Melhores condições de trabalho, «porque temos condições péssimas»
«A alimentação é a coisa que mais dói, ter de trabalhar com fome carregando comida nas costas», afirma Paulo Lima, conhecido como Galo, um motociclista que trabalhava para várias empresas e que, desde Março último, tenta unir e organizar o sector para reivindicar melhores condições de trabalho. «Porque temos condições péssimas. Bloqueios injustos, dívidas injustas, não temos casa de banho, nem alimentação», denuncia.
«Actualmente, no contexto da pandemia, um estafeta factura entre 200 e 300 reais (entre 32 e 49 euros) por semana, o que é menos que o salário mínimo»
Este estafeta ficou conhecido, em Março deste ano, quando um vídeo em que denunciava as más condições destes trabalhadores se tornou viral. Chegou a ser capa de uma revista. «Depois disso, caiu tudo, fui bloqueado em todos as aplicações», conta, explicando que as empresas adoptam um método designado como «bloqueio branco» quando querem afastar trabalhadores por motivos que não podem justificar tecnicamente. «O cadastro fica activo, você fica online, mas não recebe nenhum pedido», refere.
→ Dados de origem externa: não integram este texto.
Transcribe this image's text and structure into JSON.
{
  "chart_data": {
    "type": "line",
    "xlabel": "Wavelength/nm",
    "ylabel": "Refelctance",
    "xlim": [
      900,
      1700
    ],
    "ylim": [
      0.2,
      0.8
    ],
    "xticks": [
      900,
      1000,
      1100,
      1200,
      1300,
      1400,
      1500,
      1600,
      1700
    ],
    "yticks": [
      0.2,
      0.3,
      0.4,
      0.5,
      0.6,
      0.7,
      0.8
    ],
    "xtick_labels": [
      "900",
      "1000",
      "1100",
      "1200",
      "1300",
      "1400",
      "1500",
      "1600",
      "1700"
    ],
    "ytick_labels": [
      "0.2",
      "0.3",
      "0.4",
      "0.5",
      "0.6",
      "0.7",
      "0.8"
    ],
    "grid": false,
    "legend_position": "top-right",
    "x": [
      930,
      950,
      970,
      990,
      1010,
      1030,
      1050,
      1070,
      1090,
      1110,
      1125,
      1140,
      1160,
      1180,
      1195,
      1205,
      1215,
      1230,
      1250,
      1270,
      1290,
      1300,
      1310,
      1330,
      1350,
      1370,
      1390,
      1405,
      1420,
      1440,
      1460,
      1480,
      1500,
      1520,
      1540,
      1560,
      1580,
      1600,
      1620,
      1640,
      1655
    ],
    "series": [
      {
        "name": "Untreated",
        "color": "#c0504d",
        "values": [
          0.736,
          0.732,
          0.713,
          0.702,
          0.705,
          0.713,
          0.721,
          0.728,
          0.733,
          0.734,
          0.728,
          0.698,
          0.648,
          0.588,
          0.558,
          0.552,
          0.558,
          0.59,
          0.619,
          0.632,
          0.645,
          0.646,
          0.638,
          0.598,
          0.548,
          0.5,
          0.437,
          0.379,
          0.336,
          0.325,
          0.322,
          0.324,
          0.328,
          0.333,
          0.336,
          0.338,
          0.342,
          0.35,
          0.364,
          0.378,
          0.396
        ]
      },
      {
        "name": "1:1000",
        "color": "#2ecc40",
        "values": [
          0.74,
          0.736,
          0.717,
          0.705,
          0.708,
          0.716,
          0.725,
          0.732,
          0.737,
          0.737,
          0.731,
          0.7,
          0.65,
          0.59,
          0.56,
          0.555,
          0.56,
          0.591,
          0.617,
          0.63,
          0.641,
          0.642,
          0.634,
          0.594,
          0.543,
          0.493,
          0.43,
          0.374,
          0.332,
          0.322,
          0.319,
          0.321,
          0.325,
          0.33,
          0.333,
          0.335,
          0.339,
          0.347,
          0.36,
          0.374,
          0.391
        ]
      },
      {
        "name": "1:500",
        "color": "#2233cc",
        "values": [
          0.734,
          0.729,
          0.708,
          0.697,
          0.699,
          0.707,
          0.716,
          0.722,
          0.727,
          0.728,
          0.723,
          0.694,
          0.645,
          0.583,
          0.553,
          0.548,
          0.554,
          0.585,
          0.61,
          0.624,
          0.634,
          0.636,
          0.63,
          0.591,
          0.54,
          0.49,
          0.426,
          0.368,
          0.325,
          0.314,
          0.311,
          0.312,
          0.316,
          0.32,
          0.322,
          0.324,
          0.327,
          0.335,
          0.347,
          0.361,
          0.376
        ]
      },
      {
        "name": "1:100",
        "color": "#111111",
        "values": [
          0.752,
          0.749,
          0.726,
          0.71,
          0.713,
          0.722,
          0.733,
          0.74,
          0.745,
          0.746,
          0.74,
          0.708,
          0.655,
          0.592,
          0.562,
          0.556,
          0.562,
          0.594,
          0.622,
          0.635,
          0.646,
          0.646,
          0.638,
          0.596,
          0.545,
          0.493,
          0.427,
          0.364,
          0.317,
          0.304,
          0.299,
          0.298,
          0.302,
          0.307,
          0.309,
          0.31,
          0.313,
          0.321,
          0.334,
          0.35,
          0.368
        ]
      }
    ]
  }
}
Galo afirma que as empresas devem reconhecer o vínculo laboral com os distribuidores e exige-lhes que paguem as refeições, um plano de saúde, salário garantido. Actualmente, no contexto da pandemia, um estafeta factura entre 200 e 300 reais (entre 32 e 49 euros) por semana, o que é menos que o salário mínimo, porque – explica – é preciso «pagar a prestação da moto, a manutenção, há sempre um pneu que fura, e outras dívidas». E alerta: «E se pegamos coronavírus na rua, quem paga o tratamento e o tempo parado?». É que o seguro de vida, previsto e pago pelas empresas, não garante o tratamento em caso de contaminação por coronavírus.
Precarização ilegal
As empresas que vendem o serviço de entrega ao domicílio continuam a usar mecanismos para afastar a possibilidade de celebração de contratos com os distribuidores, revela o Brasil de Fato. Em declarações ao portal brasileiro, o advogado Ronaldo Pagotto destaca que essas empresas «tentam forjar uma relação de "empresa para empresa", evitando, assim, a admissão de uma relação de subordinação dos motoristas». Frisou, no entanto, que isso «não é o que se vê na prática», pois «os motociclistas são obrigados a cumprir horários e um padrão de qualidade no trabalho».
Para o advogado, o modelo de contratação das empresas de entrega é ilegal. «O problema é que ela está ganhando cada vez mais uma blindagem da legislação. Aí, o patronato, no dia-a-dia, cuida de fazer a outra parte, para garantir que isso não fique evidente. O patronato, por exemplo, usa nas mensagens [das aplicações para os distribuidores] "pode fazer quando quiser". O que é mentira», denuncia.
Quando refere «blindagem da legislação», Pagotto recorda a aprovação da Reforma Trabalhista e da Lei 13.429, de Março de 2017, sancionada pelo então presidente Michel Temer, que autoriza a externalização [terceirização] no país sul-americano.
«A precarização do trabalho do empregado. Isso é o que importa para nós; já era muito comum, agora ficou mais. Com a legislação do Michel Temer, isso passou a ganhar ares de legalidade, tornando-se mais difícil de comprovar uma terceirização fraudulenta», explica.